The Rise of the Imperial Self

The book establishes a genealogy of aristocracy and places America firmly within an aristocratic tradition originally articulated by St. Augustine but adapted to American society by Alexis de Tocqueville. Ronald W. Dworkin then traces the evolution of American culture from Tocqueville America, when American aristocracy was defined by a love of something beyond the self, to today’s preoccupation with individuality, self-expression, autonomy, and self-esteem—‘the imperial self.’

Analyzing contemporary American ‘culture wars’ from an Augustinian perspective, Dworkin demonstrates why today’s cultural debates bear a remarkable resemblance to Augustine’s ideological struggles against the Manicheans, Platonists, Donatists, Pelagians, Stoics, and pagan aristocrats of late antiquity. Dworkin persuasively argues that despite popular belief, the rise of the imperial self came not during the rebellious 1960s, but with the ‘organization man’ of the conservative 1950s. This book will be compelling reading for any person seeking to put today’s contentious cultural debates into historical and philosophical perspective.
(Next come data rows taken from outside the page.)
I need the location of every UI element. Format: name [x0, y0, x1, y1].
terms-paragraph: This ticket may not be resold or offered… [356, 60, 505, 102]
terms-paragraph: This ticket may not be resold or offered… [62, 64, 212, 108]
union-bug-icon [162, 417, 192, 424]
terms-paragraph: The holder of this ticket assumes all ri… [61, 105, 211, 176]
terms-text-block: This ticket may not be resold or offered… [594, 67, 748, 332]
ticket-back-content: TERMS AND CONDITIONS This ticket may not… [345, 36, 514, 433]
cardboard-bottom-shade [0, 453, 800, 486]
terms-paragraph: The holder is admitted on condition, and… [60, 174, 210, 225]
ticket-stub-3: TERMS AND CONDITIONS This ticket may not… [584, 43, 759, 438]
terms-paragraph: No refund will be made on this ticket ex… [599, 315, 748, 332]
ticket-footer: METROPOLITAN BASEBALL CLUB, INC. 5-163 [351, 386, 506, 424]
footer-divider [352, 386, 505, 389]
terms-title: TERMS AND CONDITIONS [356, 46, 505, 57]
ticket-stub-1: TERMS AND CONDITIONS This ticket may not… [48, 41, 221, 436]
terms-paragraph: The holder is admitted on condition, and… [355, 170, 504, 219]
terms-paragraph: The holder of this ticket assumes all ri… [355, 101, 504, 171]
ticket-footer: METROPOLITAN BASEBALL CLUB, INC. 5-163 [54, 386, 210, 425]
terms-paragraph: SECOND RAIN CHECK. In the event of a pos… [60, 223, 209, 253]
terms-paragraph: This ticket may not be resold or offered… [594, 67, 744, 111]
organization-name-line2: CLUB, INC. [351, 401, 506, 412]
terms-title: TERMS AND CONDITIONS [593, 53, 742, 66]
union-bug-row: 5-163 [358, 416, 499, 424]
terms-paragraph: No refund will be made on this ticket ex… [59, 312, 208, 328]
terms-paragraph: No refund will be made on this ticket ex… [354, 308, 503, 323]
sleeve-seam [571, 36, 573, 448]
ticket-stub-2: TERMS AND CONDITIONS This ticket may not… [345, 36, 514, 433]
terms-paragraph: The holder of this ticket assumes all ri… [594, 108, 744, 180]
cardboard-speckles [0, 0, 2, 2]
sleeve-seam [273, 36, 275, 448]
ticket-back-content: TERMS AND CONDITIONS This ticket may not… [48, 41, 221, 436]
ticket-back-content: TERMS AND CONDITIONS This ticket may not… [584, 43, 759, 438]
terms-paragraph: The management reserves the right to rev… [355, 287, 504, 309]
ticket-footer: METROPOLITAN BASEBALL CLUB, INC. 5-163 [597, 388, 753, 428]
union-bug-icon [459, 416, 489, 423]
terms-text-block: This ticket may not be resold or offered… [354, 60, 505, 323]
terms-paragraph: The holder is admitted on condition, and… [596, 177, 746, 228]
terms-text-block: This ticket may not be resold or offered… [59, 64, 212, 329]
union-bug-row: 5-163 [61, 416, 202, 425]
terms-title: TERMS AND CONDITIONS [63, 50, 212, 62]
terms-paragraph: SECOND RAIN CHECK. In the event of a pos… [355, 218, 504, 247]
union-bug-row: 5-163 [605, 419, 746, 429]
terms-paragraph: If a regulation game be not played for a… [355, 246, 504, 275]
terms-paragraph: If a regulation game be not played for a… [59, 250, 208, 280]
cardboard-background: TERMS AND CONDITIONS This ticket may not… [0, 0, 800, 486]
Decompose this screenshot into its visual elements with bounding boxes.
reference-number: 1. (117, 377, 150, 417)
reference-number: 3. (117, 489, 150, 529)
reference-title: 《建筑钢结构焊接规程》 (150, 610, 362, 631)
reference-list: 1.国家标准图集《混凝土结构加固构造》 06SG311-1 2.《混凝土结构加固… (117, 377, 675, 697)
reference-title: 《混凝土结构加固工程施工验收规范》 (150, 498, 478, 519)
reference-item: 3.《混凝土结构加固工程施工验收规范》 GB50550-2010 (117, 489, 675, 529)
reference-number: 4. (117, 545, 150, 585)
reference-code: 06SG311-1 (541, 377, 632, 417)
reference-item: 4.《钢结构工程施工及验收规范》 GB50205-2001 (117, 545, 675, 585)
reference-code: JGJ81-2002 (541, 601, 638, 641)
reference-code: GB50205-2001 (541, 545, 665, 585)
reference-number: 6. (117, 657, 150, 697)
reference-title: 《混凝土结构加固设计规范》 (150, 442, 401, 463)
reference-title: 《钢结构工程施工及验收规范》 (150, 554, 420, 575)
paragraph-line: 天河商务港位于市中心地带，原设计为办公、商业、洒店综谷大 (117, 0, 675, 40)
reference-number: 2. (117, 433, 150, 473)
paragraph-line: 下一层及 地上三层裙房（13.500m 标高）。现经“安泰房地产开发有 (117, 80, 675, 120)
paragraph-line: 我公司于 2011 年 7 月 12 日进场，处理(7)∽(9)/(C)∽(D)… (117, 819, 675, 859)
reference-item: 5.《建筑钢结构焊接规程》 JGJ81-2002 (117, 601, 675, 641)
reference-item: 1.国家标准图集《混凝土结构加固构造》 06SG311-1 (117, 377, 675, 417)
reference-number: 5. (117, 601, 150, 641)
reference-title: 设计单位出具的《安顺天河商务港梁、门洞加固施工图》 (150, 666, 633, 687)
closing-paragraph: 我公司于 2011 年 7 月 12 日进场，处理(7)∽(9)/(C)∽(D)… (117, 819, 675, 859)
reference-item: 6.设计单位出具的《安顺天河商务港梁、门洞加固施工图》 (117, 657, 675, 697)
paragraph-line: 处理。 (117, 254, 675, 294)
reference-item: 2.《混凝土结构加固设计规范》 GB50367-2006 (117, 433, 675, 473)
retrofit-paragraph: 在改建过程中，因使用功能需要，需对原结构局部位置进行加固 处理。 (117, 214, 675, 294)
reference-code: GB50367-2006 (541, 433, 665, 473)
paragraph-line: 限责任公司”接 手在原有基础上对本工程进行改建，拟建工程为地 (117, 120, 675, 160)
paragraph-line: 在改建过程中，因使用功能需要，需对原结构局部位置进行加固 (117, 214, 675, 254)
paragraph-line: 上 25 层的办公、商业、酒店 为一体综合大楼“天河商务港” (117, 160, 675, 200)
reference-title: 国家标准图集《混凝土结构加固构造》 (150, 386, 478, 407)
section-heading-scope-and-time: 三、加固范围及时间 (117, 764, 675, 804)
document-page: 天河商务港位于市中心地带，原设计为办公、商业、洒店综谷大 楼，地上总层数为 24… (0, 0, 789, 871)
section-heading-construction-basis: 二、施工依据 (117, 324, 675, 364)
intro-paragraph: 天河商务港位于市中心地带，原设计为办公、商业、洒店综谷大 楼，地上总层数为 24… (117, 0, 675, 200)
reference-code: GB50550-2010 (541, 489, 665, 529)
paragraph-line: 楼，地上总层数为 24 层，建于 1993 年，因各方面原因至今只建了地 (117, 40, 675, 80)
Ronald W. Dworkin, M.D., Ph.D, has practiced anesthesiology in a large medical center for thirty years. He also teaches political philosophy in the George Washington University Honors Program, and works as a Senior Fellow at Hudson Institute, where he heads up its Medicine, Society, and Culture project. He writes about medicine and society, and American culture and politics, for The Wall Street Journal, The American Interest, National Affairs, The New Atlantis, and other publications.

He is the author of several books about the world of medicine, and American culture. His newest book, Medical Catastrophe: Confessions of an Anesthesiologist, was released in 2017.

REVIEWS

 
A brilliant and illuminating interpretation of contemporary America and the recent great transformation in the American character. Dworkin employs both the political vision of Tocqueville and the religious vision of Saint Augustine to explain our nation and ourselves with extraordinary originality, depth, and wisdom. Readers of this book will think of their old, apparently-familiar America in an utterly new way—a way that itself is based upon some of the oldest and wisest understandings of political theory and theology.
— Professor James Kurth, Swarthmore College
The most intriguing aspect of Dworkin’s project is how useful the categories if Augustinian psychology turn out to be in analyzing the ethos of diverse societies throughout history. Dworkin is quite successful in substantiating his claim that ‘there is nothing new under the sun.’ We can use to great advantage Augustine’s notions about true peace, detachment, time horizon, self-love, and faith in the transcendent to sort out the struggles of democracy and aristocracy or post-modernism and the therapeutic ethos . . . Even out current ‘culture wars’ have been played out before, albeit in proxy form.
— Commonweal
Utilizing the grid of interpretation of de Tocqueville’s Democracy in America and Augustine’s The City of God, he [Dworkin] is able to approach the conundrums of the culture wars in an entirely fresh and innovative fashion. Mr. Dworkin’s correlation and integration of ancient heresies and modern atrocities will make your head spin.
— World

Stretches the mind . . . You’ll see this civilization in a new way . . . a vital alternative to the rhetorical sterilities of the Culture Wars
— Philip Gold, Discovery Institute

. . . the thesis itself is plausible and obviously the product of considerable thought and erudition.
— Bret Stephens, First Things

Dworkin pursues his thesis with creativity and some success.